Il sindaco Walter Veltroni ha ragione di essere soddisfatto. Non perde occasione di ricordare che solo Ernesto Nathan, nel 1909, era riuscito a far adottare un piano regolatore dal consiglio comunale di Roma. I due successivi strumenti urbanistici furono approvati, con una legge quello del 1931, e da un commissario prefettizio quello del 1962. Veltroni ha il merito di aver condotto con equilibrio e autorevolezza l'ultima fase di formazione del piano, apportando, mi sembra, miglioramenti rilevanti alle elaborazioni ereditate dalla precedente amministrazione. Al nuovo piano regolatore si mise mano all'inizio dell'amministrazione Rutelli, circa dieci anni fa, assumendo subito la parola d'ordine del «pianificar facendo», che è una specie di contraddizione in termini nel senso che, mentre si lavorava alla stesura del piano con vaste risorse, anche propagandistiche, al tempo stesso si «anticipava» il piano, sfornando interventi di ogni genere, di ogni misura, in ogni angolo della città, per un totale di oltre 40 milioni di metri cubi di nuova edificazione (vedi Paolo Berdini, Il Giubileo senza città, Editori Riuniti, 2000).

Così Roma ha continuato a espandersi a macchia d'olio, in tutte le direzioni. Il consumo del suolo, secondo me, è la questione centrale dell'urbanistica romana. Vale la pena di ricordare che, negli ultimi quarant'anni, la capitale ha sacrificato sotto il cemento e l'asfalto 30mila ettari di agro romano. Mille ettari all'anno. In 40 anni, la popolazione è aumentata del 13 per cento e il territorio urbanizzato del 360 per cento. Oggi Roma, come tutte le grandi città, è in forte declino demografico. Secondo i dati, ancora provvisori, del censimento 2001, la popolazione di Roma è diminuita di 270 mila unità rispetto al 1991, si è ridotto anche il numero delle famiglie e addirittura il numero delle abitazioni che, evidentemente, sono state destinate ad altri usi.

Ma il consumo del suolo continua a ritmo frenetico. L'agro romano è la più importante riserva archeologica d'Italia, forse del mondo; è il nucleo originario dell'identità romana, eppure continua a essere considerato buono a tutti gli usi. E' ormai ridotto a brandelli, sopraffatto da periferie in perenne espansione che hanno raggiunto la costa e i confini comunali.

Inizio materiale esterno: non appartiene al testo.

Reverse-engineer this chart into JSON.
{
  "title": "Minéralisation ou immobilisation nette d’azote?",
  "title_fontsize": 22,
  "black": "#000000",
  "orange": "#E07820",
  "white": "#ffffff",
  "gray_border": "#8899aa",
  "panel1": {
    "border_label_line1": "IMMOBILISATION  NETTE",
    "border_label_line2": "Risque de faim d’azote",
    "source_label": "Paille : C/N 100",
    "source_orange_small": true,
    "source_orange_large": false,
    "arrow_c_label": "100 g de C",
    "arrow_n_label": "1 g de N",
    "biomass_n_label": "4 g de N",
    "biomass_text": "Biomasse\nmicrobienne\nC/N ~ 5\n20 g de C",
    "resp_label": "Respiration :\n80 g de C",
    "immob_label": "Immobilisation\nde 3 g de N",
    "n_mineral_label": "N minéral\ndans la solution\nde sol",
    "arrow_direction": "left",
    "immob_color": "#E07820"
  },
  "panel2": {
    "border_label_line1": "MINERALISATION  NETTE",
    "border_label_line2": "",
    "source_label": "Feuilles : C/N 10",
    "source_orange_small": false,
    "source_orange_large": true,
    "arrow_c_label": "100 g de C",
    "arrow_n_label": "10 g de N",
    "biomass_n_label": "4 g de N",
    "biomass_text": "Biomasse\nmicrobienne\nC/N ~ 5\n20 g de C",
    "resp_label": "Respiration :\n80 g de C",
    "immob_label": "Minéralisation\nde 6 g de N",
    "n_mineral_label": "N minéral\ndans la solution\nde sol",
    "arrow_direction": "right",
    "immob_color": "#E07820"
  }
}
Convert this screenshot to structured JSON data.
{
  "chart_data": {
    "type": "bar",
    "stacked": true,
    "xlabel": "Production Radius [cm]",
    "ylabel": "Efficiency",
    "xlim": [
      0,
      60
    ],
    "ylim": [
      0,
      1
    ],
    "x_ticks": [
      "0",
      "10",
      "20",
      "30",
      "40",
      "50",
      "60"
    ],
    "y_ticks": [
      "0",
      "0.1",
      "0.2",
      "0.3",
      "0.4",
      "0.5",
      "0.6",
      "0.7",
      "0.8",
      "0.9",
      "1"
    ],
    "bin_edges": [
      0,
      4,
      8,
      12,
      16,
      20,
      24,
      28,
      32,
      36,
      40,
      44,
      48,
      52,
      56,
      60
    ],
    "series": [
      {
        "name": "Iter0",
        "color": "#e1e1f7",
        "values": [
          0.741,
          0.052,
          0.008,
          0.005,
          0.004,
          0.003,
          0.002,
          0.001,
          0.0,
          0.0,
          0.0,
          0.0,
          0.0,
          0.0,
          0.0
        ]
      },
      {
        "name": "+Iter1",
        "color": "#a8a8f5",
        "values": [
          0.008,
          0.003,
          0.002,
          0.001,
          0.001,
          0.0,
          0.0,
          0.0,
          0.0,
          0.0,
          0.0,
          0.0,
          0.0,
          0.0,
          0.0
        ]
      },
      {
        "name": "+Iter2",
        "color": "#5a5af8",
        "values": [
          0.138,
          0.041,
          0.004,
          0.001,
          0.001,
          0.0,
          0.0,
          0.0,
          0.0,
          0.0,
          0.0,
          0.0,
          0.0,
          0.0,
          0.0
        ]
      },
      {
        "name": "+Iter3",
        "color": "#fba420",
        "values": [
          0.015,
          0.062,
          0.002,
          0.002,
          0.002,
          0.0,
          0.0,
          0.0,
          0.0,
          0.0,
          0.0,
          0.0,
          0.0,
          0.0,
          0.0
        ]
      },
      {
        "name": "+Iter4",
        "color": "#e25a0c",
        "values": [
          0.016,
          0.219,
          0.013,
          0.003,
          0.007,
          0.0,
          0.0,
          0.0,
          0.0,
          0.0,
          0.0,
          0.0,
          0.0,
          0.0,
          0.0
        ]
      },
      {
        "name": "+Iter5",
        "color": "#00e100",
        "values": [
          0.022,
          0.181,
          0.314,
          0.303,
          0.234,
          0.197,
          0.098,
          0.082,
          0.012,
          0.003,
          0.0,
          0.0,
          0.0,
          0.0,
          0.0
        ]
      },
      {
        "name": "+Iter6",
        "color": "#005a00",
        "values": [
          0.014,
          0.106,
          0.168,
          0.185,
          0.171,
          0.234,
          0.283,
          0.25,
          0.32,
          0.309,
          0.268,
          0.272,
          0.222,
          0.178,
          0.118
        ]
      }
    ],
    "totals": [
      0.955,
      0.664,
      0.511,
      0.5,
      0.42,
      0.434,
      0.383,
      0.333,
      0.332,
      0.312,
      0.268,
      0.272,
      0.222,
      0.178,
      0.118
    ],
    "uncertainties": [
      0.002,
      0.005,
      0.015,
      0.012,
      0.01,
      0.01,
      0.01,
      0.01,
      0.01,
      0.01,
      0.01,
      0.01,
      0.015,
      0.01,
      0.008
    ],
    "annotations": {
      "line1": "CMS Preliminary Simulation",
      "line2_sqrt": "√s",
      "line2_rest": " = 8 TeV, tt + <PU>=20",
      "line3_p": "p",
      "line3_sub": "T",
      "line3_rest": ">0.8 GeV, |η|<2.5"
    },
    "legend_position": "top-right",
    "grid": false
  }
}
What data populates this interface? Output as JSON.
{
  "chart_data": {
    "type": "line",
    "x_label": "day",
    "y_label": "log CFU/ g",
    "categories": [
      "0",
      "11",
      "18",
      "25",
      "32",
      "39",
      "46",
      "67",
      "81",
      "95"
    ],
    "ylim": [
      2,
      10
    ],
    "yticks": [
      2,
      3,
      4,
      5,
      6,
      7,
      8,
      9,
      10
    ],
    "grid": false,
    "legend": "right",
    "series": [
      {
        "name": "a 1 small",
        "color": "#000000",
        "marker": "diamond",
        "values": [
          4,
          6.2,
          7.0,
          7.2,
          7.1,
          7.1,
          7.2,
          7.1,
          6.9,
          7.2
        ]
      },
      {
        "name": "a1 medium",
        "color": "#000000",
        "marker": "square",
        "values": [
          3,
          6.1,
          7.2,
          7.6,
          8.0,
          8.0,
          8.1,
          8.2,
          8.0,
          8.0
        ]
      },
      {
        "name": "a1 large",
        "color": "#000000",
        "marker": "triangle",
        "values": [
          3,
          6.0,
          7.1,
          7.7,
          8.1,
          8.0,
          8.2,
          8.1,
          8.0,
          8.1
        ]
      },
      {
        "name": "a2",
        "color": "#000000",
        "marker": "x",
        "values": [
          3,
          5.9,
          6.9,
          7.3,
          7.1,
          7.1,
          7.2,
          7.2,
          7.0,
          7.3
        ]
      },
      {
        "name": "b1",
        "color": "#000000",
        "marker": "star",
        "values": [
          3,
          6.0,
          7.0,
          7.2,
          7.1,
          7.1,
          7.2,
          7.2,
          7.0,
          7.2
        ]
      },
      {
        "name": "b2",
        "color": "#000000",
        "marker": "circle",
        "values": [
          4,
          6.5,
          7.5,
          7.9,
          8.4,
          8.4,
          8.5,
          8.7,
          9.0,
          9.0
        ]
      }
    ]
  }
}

E' attraversato da una rete imponente di strade, ferrovie, elettrodotti, e frantumato dalla diffusione, in forma legale e più spesso illegale, di case e casette, impianti sportivi, servizi pubblici, uffici e attività produttive, depositi, esposizioni di ogni genere, vivai, maneggi, discariche, squallide distese di piccoli orti, spazi dismessi o in abbandono. Anche all'interno dei parchi naturali è evidente la disseminazione edilizia. Le uniche residue superfici agricole di consistente ampiezza sono quelle di proprietà pubblica (Castel Porziano, Santo Spirito) e poche altre grandi proprietà private.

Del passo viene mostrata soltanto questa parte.